Langsam mahlten die Mühlen der Münchner gegenüber ihrem Original. Noch Mitte der Zwanziger hält man seine justiziabel gewordenen Schriften im Kriegsarchiv bewusst zurück. Ein Dokument vom 20./21.7.1926 belegt diese „Anregung“ von oben. Es scheint, als habe man etwas vor mit dem Dichter „außer der Reihe“ In den späten 20ern, zu Beginn der 30er entsinnen die Medien sich (gezielt?!) des „tollen Gustls“. Anfangs durchaus als „zwiespältige Natur zwischen Lyrik und Narrentum“ – aber doch als Arbeit „einer aufrechten Natur, eines echten und frischen Humors“ (Münchner Neueste Nachrichten/Welt am Sonntag, 2. Februar 1930). Offensichtlich hängen sogar noch (Portrait-)Bilder von ihm in zwei Münchner Wirtshäusern.

Am 14. August 1930 ehrt der Münchner Stadtrat den aus der Bayerischen Armee Geschassten mit einem Straßennamen. Allerdings taucht nur der Nachname auf, als ob es sich, wie ein Militärhistoriker schreibt, um einen General handle. Die „Gemingstraße“ liegt in der Nähe der Rennbahnstraße und führt über die Traberstraße hinaus (Daglfing / Bogenhausen). Sie könnte auch seinem Vater gelten.

Die regionale Presse entwickelt wenige Monate nach seinem 40. Todestag das Etikett des „Till Eulenspiegel von Nürnberg“ (23.11.1933). Das Narrativ vom guten Menschen mit sonnigem Gemüt und unverwüstlichem Humor festigt sich ab 1936 zum 100.Geburtstag (Bayerische Volkszeitung 16.09.1936). Sämtliche Streiche und sein turnerisches Talent finden Erwähnung.  

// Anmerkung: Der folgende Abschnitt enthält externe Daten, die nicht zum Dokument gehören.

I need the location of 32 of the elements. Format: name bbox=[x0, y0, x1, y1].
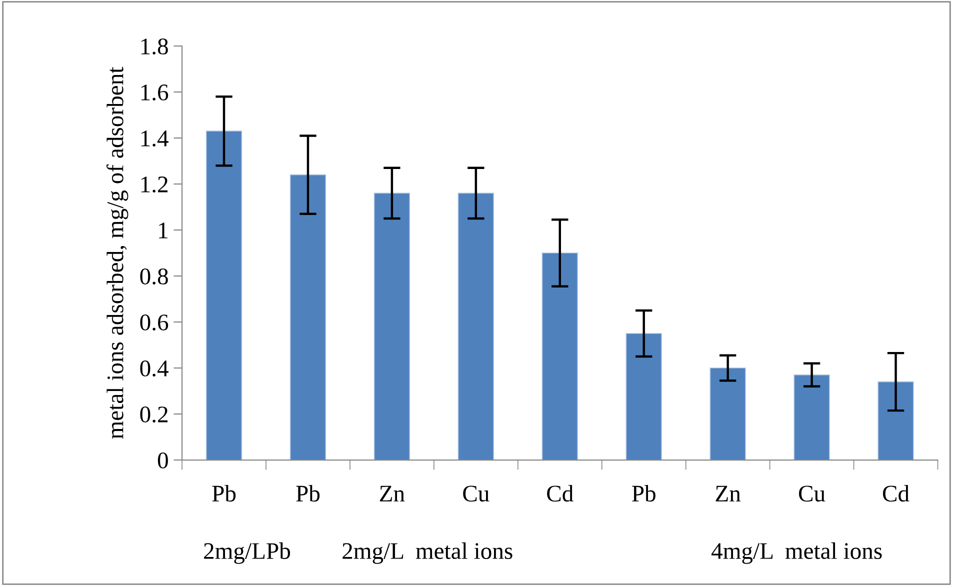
y-tick-label: 0.8 bbox=[140, 268, 168, 285]
x-tick-label: Zn bbox=[380, 486, 405, 502]
x-tick-label: Cu bbox=[463, 486, 490, 502]
text: 4mg/L metal ions bbox=[711, 542, 882, 564]
x-tick-label: Cd bbox=[547, 485, 574, 502]
x-tick-label: Pb bbox=[212, 485, 236, 502]
x-tick-label: Cu bbox=[798, 486, 826, 502]
bar bbox=[542, 252, 578, 460]
x-tick-label: Pb bbox=[632, 485, 656, 502]
bar bbox=[374, 192, 410, 460]
y-tick-label: 0 bbox=[158, 452, 168, 468]
bar bbox=[710, 368, 746, 460]
bar bbox=[206, 130, 242, 460]
y-tick-label: 0.6 bbox=[140, 314, 168, 331]
bar bbox=[878, 381, 914, 460]
y-tick-label: 1.6 bbox=[141, 84, 168, 101]
text: 2mg/LPb bbox=[204, 542, 290, 564]
x-tick-label: Cd bbox=[882, 485, 910, 502]
x-tick-label: Pb bbox=[296, 485, 320, 502]
y-tick-label: 1.8 bbox=[141, 38, 168, 55]
x-tick-label: Zn bbox=[716, 486, 741, 502]
bar bbox=[458, 192, 494, 460]
y-tick-label: 1.2 bbox=[141, 176, 168, 193]
y-tick-label: 0.4 bbox=[140, 360, 168, 377]
bar bbox=[290, 174, 326, 460]
y-axis-title: metal ions adsorbed, mg/g of adsorbent bbox=[106, 66, 128, 439]
y-tick-label: 1 bbox=[159, 222, 168, 238]
y-tick-label: 1.4 bbox=[141, 130, 168, 147]
bar bbox=[794, 374, 830, 460]
y-tick-label: 0.2 bbox=[140, 406, 168, 423]
text: 2mg/L metal ions bbox=[342, 542, 512, 564]
bar bbox=[626, 333, 662, 460]
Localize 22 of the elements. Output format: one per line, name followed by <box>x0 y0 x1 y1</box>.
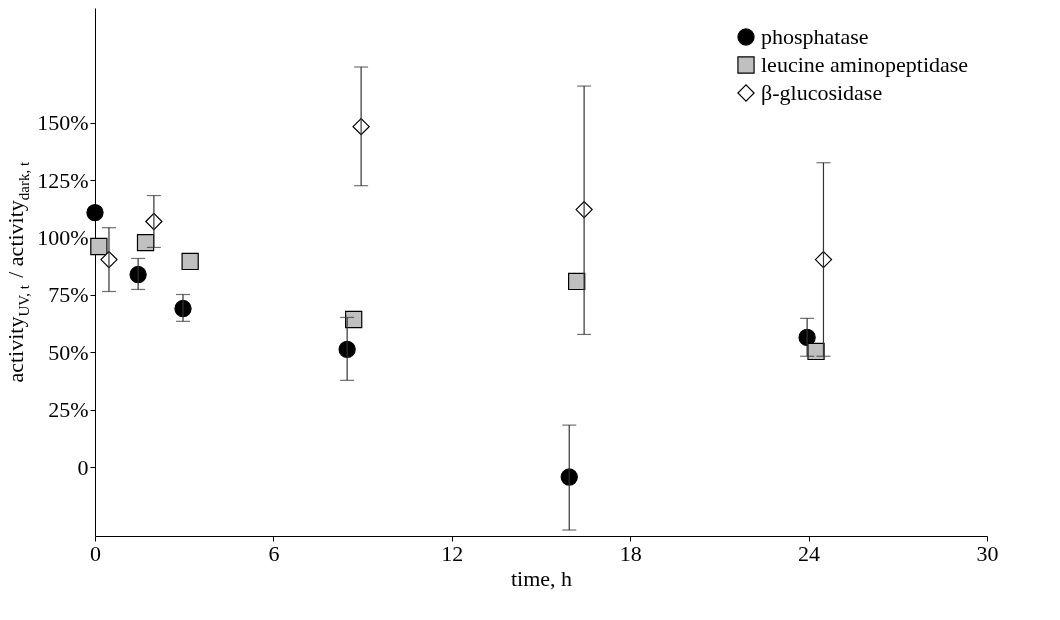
x-tick-label: 18 <box>619 540 642 566</box>
legend-label: β-glucosidase <box>761 80 883 105</box>
point <box>181 252 199 271</box>
x-tick-label: 30 <box>976 540 999 566</box>
x-axis-title: time, h <box>510 565 573 591</box>
y-tick-label: 0 <box>77 454 89 480</box>
y-tick-label: 125% <box>37 167 89 193</box>
x-tick-label: 6 <box>268 540 280 566</box>
x-tick-label: 12 <box>441 540 464 566</box>
legend-label: phosphatase <box>761 24 869 49</box>
point <box>136 233 155 252</box>
point <box>90 237 108 256</box>
y-tick-label: 25% <box>48 397 89 423</box>
y-tick-label: 100% <box>37 225 89 251</box>
point <box>560 468 578 486</box>
y-tick-label: 150% <box>37 110 89 136</box>
legend-label: leucine aminopeptidase <box>761 52 969 77</box>
point <box>86 203 104 222</box>
y-axis-title: activityUV, t / activitydark, t <box>3 160 32 383</box>
y-tick-label: 75% <box>48 282 89 308</box>
y-tick-label: 50% <box>48 339 89 365</box>
x-tick-label: 24 <box>798 540 821 566</box>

Zum 60. Todesstag 1953 lobt die Presse in Nürnberg dann schon einen „Offizier von Wert“, mit „hervorragenden Tugenden“ (11.2.1953) – beides in der Reihung hochselektiv, wenn nicht falsch. Jedenfalls erkennbar hagiographisch, statt historisch motiviert. Trotz seiner Streiche sei er ein „tüchtiger, begabter Mensch“ gewesen, aus dem mehr hätte werden können. Dann versteigt sich das Blatt zu der Aussage: „August Gemming fehlte der Führer“. Dass damit weniger eine Annäherung an die Person August Gemmings, vielmehr eine Instrumentalisierung seines Typus für politische Zwecke vorlag, ist evident.

© Stadtarchiv München

Heute ruht Gemming mehr oder weniger vergessen auf dem Alten Nördlichen. Die Reduktion seiner Arbeiten aufs sonnig Frohsinnige, gnädig Heitere oder kernig Landsknechthafte verhinderte, dem widersprüchlichen Multitalent gerecht zu werden. So epigonal sein Werk auf weite Teile sein mag, so sehr entgingen solchen Zuschreibungen, die interessanten Aspekte dieses Autors. Sie entdecken sich durch Kontextualisierung von lebensgeschichtlichen, militär- bzw. monarchie-historischen sowie künstlerischen Fakten. 

Wer mag, kann in Elvira Steppachers Blog und in der Zeitschrift „Fundgrube“ mehr lesen. August Gemming ist Ko-Protagonist in Von Fall zu Fall. Ein Stundenheft. Das Buch erhielt den Jurypreis des internationalen Literaturpreises „Gesund schreiben 2021“ und erschien 2022 im Braumüller-Verlag Wien. Auf einer eigenen Facebook-Seite sind Auszüge des Buches und seiner Entstehung auf dem Alten Nördlichen Friedhof dokumentiert.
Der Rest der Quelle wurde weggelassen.